Networking and Communications

Initial idea: connect my bluetooth headphones to my microcontroller

I'm always listening to music and using my Bluetooth headphones, so I thought it would be cool for this week if I connect my headphones to my microcontroller, and then use an API like Spotify or a radio to play music through my microcontroller.

My headphones

Installing ESP-IDF in VS Code

So to start, I'm using the ESP32C3 board, and when I look up how to use it, the documentation from Espressif tells me to download ESP-IDF, a software development environment for ESP boards. To download it, I download the extension on Visual Studio Code using these instructions. Once it's installed I run through the first "Blink" example and it works! Though this is already so much complicated than working with the Arduino IDE, which I've been using.

ESP-IDF in VS code

Changing ideas

So, ESP-IDF has an example code exactly for my idea called "A2DP audio sink." However, when I ran the code, it wasn't working. I spent hours debugging, and even when I ran the example Bluetooth code from the seeed wiki, my headphones wouldn't show up as a connectable device. After more research, I learned that there's two types of Bluetooth; classic bluetooth and bluetooth low energy (BLE). The ESP32C3 only has BLE, while the other ESP32 microcontrollers have classic bluetooth as well (and the example was using classic bluetooth). Turns out, my headphones have classic bluetooth and not BLE, and so that's why it wasn't connecting :( Maybe that's not the reason and there's still a way to connect, but I couldn't figure out after a few days so I decided to switch ideas.

My new idea is to connect my microcontroller to WiFi, and use an API to get information from a website and back into my microcontroller. I decided to use the OpenAI API to get ChatGPT to answer questions, since I had used it before for another project.

OpenAI API

Coding

It was very nice to see there was already a tutorial from seeed on how to do this exact thing. I learned a lot about connecting to the WiFi and WiFi servers. Basically, the way that the code works is that it creates a website by creating a socket server using the WiFiServer libary. A socket server is just a two way connection between my computer and my microcontroller. This works only if we're on the same network, so the ssid and password I pass in on my code has to be the same network my laptop is connected to. Once the website is created, I can print HTML into the website and also get things back from it. That's how the website works.

To use the actual OpeanAI API I have to use another library, HTTPClient, which sends HTTPS requests. HTTPS is a protocol for transferring information on the internet, and it uses links to load websites. Using HTTPS, I can get information from websites by using the correct link.

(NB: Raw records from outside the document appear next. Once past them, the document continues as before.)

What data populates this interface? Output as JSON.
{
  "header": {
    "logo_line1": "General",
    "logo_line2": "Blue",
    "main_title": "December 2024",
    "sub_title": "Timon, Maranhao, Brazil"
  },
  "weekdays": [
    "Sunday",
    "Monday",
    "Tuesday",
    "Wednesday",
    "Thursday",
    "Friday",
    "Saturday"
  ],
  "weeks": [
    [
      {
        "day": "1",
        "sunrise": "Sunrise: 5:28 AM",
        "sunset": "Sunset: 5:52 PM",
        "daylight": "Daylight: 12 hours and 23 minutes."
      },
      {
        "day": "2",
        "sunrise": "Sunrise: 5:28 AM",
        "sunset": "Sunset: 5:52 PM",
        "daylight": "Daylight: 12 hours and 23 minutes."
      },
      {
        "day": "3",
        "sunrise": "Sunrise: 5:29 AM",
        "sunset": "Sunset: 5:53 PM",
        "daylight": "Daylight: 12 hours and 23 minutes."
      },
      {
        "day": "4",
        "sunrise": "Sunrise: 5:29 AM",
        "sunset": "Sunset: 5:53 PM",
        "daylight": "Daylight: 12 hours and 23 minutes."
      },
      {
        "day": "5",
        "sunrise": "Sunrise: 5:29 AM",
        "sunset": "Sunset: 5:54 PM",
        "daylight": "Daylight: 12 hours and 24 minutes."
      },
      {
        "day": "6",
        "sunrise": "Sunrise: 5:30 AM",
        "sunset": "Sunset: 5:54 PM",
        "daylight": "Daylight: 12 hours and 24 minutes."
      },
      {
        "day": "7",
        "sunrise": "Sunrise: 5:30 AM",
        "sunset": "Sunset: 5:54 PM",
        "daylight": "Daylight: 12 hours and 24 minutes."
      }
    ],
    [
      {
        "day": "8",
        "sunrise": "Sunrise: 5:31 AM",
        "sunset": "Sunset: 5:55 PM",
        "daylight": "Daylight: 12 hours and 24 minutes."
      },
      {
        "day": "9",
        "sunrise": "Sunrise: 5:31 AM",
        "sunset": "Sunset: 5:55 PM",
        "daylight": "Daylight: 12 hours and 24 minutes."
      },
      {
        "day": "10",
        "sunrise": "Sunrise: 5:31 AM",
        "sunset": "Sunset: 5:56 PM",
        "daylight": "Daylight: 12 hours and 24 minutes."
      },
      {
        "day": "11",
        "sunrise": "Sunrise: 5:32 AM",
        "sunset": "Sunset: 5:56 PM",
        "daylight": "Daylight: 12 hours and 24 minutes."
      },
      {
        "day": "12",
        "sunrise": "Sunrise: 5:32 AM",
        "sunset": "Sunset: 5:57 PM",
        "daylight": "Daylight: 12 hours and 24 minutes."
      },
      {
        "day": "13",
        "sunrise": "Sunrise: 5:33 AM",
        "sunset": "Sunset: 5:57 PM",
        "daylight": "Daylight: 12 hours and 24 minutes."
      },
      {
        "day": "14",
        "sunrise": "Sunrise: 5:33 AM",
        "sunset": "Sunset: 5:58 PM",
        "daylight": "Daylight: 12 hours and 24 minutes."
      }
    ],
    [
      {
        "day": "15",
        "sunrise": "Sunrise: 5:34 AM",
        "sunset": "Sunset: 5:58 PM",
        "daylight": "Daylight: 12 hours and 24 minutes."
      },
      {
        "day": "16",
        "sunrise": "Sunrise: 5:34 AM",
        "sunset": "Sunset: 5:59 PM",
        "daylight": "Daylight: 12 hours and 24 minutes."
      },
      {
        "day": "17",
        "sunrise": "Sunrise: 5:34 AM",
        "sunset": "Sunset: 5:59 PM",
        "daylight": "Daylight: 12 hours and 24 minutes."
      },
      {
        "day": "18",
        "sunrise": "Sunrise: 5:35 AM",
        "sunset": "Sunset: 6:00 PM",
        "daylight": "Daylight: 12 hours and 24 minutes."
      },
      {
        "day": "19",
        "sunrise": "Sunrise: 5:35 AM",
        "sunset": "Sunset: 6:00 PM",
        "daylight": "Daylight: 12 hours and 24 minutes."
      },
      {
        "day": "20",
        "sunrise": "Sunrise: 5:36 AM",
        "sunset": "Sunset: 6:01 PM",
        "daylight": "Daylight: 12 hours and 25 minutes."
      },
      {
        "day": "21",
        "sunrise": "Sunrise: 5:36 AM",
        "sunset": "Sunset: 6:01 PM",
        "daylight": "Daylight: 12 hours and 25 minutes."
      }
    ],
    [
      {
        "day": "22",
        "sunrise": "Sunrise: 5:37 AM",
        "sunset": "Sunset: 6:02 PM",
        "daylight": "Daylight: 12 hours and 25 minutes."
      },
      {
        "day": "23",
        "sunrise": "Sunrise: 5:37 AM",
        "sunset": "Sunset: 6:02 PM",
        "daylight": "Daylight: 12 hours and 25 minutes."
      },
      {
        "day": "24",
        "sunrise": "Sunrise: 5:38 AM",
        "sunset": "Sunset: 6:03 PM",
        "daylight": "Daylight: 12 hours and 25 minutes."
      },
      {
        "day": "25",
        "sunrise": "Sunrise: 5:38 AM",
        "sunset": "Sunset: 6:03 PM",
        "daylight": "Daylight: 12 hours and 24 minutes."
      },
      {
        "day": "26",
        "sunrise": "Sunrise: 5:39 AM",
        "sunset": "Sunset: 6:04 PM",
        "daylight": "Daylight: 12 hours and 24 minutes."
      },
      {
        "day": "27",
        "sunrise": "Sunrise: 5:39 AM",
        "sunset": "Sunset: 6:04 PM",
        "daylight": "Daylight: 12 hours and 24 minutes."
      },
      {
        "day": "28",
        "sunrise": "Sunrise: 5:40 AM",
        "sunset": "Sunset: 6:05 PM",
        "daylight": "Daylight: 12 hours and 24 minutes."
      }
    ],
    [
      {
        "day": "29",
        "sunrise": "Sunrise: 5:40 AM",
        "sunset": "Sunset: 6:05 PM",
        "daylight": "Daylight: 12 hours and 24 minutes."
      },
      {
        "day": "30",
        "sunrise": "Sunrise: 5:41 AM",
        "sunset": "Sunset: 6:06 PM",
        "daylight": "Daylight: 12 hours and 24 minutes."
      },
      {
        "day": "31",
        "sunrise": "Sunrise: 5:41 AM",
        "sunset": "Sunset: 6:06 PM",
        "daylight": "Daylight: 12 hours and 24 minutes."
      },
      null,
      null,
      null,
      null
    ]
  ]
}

What the OpenAI API does is create these links so that you can ask their ML models anything, just by using a link. So basically, in the code I send a request to the OpenAI Model (POST request since I'm sending information to it) "text-davinci-003" to answer the question "How do I make" + whatever was inputed in the website. By sending the correct link, I get an answer back from this request on my microcontroller! Here is more on how to use the API.

Web server on my computer

Final Product

This is the final code! Most of it is the same as the tutorial from seeed, so big props to them. I learned a lot about APIs and Web servers! To run the code, replace the ssid and password with the network your laptop is connected to. Also replace with your OpenAI API key (unfortunately you have to pay everytime you use the API, I had to enter $5 into my account in order for it to work). Then, run the code on your microcontroller, and it'll print out the microcontroller's IP address. Put the IP address in your laptop browser and you'll see the website!